| Copyright: (c) 2009-2013 by Apple Inc. All Rights Reserved. |
| |
| math_brute_force test Feb 24, 2009 |
| ===================== |
| |
| Usage: |
| |
| Please run the executable with --help for usage information. |
| |
| |
| |
| System Requirements: |
| |
| This test requires support for correctly rounded single and double precision arithmetic. |
| The current version also requires a reasonably accurate operating system math library to |
| be present. The OpenCL implementation must be able to compile kernels online. The test assumes |
| that the host system stores its floating point data according to the IEEE-754 binary single and |
| double precision floating point formats. |
| |
| |
| Test Completion Time: |
| |
| This test takes a while. Modern desktop systems can usually finish it in 1-3 |
| days. Engineers doing OpenCL math library software development may find wimpy mode (-w) |
| a useful screen to quickly look for problems in a new implementation, before committing |
| to a lengthy test run. Likewise, it is possible to run just a range of tests, or specific |
| tests. See Usage above. |
| |
| |
| Test Design: |
| |
| This test is designed to do a somewhat exhaustive examination of the single |
| and double precision math library functions in OpenCL, for all vector lengths. Math |
| library functions are compared against results from a higher precision reference |
| function to determine correctness. All possible inputs are examined for unary |
| single precision functions. Other functions are tested against a table of difficult |
| values, followed by a few billion random values. If an error is found in a function, |
| the test for that function terminates early, reports an error, and moves on to the |
| next test, if any. |
| |
| The test currently doesn't support half precision math functions covered in section |
| 9 of the OpenCL 1.0 specification, but does cover the half_func functions covered in |
| section six. It also doesn't test the native_<funcname> functions, for which any result |
| is conformant. |
| |
| For the OpenCL 1.0 time frame, the reference library shall be the operating system |
| math library, as modified by the test itself to conform to the OpenCL specification. |
| That will help ensure that all devices on a particular operating system are returning |
| similar results. Going forward to future OpenCL releases, it is planned to gradually |
| introduce a reference math library directly into the test, so as to reduce inter- |
| platform variance between OpenCL implementations. |
| |
| Generally speaking, this test will consider a result correct if it is one of the following: |
| |
| 1) bitwise identical to the output of the reference function, |
| rounded to the appropriate precision |
| |
| 2) within the allowed ulp error tolerance of the infinitely precise |
| result (as estimated by the reference function) |
| |
| 3) If the reference result is a NaN, then any NaN is deemed correct. |
| |
| 4) if the devices is running in FTZ mode, then the result is also correct |
| if the infinitely precise result (as estimated by the reference |
| function) is subnormal, and the returned result is a zero |
| |
| 5) if the devices is running in FTZ mode, then we also calculate the |
| estimate of the infinitely precise result with the reference function |
| with subnormal inputs flushed to +- zero.

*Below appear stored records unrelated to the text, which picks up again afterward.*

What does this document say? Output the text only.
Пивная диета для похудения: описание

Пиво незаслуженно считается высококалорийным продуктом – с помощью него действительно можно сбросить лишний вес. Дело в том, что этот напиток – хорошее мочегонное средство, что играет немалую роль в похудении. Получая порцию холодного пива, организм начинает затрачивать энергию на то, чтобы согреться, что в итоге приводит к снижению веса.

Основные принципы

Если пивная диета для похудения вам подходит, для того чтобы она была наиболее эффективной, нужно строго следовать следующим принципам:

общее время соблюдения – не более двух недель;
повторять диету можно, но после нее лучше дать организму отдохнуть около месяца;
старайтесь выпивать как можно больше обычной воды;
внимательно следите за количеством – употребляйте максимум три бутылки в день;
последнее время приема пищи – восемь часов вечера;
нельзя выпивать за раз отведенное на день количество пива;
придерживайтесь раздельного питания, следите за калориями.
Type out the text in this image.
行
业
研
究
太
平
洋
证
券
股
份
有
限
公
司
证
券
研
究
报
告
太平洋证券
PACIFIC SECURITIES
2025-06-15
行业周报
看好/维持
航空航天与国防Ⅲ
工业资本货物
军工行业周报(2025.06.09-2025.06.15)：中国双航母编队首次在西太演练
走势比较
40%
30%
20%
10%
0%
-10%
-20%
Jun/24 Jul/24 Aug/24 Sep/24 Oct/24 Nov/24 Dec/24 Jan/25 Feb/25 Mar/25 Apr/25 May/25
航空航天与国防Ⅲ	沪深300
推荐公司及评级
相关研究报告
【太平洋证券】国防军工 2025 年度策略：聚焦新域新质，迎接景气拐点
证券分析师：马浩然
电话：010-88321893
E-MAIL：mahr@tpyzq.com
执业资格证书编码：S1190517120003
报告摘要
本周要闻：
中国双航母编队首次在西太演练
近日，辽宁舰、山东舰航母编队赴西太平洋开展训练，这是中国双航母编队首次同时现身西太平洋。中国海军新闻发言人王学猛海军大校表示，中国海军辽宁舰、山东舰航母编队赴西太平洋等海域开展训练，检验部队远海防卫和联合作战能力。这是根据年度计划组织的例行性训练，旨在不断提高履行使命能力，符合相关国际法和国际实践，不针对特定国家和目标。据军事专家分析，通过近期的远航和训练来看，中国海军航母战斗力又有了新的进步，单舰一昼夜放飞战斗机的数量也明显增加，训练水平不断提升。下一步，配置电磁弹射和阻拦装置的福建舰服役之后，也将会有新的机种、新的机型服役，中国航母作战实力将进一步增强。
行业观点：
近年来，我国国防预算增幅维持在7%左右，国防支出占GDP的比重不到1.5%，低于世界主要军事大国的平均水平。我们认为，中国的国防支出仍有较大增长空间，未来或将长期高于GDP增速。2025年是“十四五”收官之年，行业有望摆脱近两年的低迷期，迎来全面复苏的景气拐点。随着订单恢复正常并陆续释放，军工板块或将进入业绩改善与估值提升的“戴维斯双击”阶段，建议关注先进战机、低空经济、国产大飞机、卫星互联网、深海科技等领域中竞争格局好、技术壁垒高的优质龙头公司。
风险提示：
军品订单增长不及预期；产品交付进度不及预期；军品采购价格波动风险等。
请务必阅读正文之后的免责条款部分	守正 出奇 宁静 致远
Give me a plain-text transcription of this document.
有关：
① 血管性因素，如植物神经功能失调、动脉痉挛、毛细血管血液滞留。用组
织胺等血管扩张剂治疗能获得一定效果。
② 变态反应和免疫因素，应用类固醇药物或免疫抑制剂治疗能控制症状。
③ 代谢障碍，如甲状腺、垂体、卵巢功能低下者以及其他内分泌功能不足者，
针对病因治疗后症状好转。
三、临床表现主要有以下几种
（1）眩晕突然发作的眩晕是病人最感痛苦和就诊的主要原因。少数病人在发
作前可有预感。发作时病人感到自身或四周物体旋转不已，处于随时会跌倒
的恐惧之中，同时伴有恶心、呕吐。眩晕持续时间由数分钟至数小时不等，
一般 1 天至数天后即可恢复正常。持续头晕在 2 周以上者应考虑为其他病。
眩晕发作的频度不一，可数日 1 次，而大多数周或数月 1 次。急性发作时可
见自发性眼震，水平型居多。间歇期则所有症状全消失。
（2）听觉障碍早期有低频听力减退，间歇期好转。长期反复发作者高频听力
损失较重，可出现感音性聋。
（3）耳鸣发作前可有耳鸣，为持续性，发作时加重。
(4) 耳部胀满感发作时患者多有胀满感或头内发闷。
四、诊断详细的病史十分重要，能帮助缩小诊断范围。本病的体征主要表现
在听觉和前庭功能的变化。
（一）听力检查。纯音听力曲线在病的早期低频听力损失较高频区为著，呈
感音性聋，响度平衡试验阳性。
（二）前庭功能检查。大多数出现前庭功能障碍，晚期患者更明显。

If any of those results |
| are within the error tolerance of the returned result, then it is |
| deemed correct |
| |
| 6) half_func functions may flush per 4&5 above, even if the device is not |
| in FTZ mode. |
| |
| 7) Functions are allowed to prematurely overflow to infinity, so long as |
| the estimated infinitely precise result is within the stated ulp |
| error limit of the maximum finite representable value of appropriate |
| sign |
| |
| 8) Functions are allowed to prematurely underflow (and if in FTZ mode, |
| have behavior covered by 4&5 above), so long as the estimated |
| infinitely precise result is within the stated ulp error limit |
| of the minimum normal representable value of appropriate sign |
| |
| 9) Some functions have limited range. Results of inputs outside that range |
| are considered correct, so long as a result is returned. |
| |
| 10) Some functions have infinite error bounds. Results of these function |
| are considered correct, so long as a result is returned. |
| |
| 11) The test currently does not discriminate based on the sign of zero |
| We anticipate a later test will. |
| |
| 12) The test currently does not check to make sure that edge cases called |
| out in the standard (e.g. pow(1.0, any) = 1.0) are exactly correct. |
| We anticipate a later test will. |
| |
| 13) The test doesn't check IEEE flags or exceptions. See section 7.3 of the |
| OpenCL standard. |
| |
| |
| |
| Performance Measurement: |
| |
| There is also some optional timing code available, currently turned off by default. |
| These may be useful for tracking internal performance regressions, but is not required to |
| be part of the conformance submission. |
| |
| |
| If the test is believed to be in error: |
| |
| The above correctness heuristics shall not be construed to be an alternative to the correctness |
| criteria established by the OpenCL standard. An implementation shall be judged correct |
| or not on appeal based on whether it is within prescribed error bounds of the infinitely |
| precise result. (The ulp is defined in section 7.4 of the spec.) If the input value corresponds |
| to an edge case listed in OpenCL specification sections covering edge case behavior, or |
| similar sections in the C99 TC2 standard (section F.9 and G.6), the the function shall return |
| exactly that result, and the sign of a zero result shall be correct. In the event that the test |
| is found to be faulty, resulting in a spurious failure result, the committee shall make a reasonable |
| attempt to fix the test. If no practical and timely remedy can be found, then the implementation |
| shall be granted a waiver. |
| |
| |
| Guidelines for reference function error tolerances: |
| |
| Errors are measured in ulps, and stored in a single precision representation. So as |
| to avoid introducing error into the error measurement due to error in the reference function |
| itself, the reference function should attempt to deliver 24 bits more precision than the test |
| function return type. (All functions are currently either required to be correctly rounded or |
| may have >= 1 ulp of error. This places the 1's bit at the LSB of the result, with 23 bits of |
| sub-ulp accuracy. One more bit is required to avoid accrual of extra error due to round-to- |
| nearest behavior. If we start to require sub-ulp precision, then the accuracy requirements |
| for reference functions increase.) Therefore reference functions for single precision should |
| have 24+24=48 bits of accuracy, and reference functions for double precision should ideally |
| have 53+24 = 77 bits of accuracy. |
| |
| A double precision system math library function should be sufficient to safely verify a single |
| precision OpenCL math library function. A long double precision math library function may or |
| may not be sufficient to verify a double precision OpenCL math library function, depending on |
| the precision of the long double type. A later version of these tests is expected to replace |
| long double with a head+tail double double representation that can represent sufficient precision, |
| on all platforms that support double. |
| |
| |
| Revision history: |
| |
| Feb 24, 2009 IRO Created README |
| Added some reference functions so the test will run on Windows. |
| |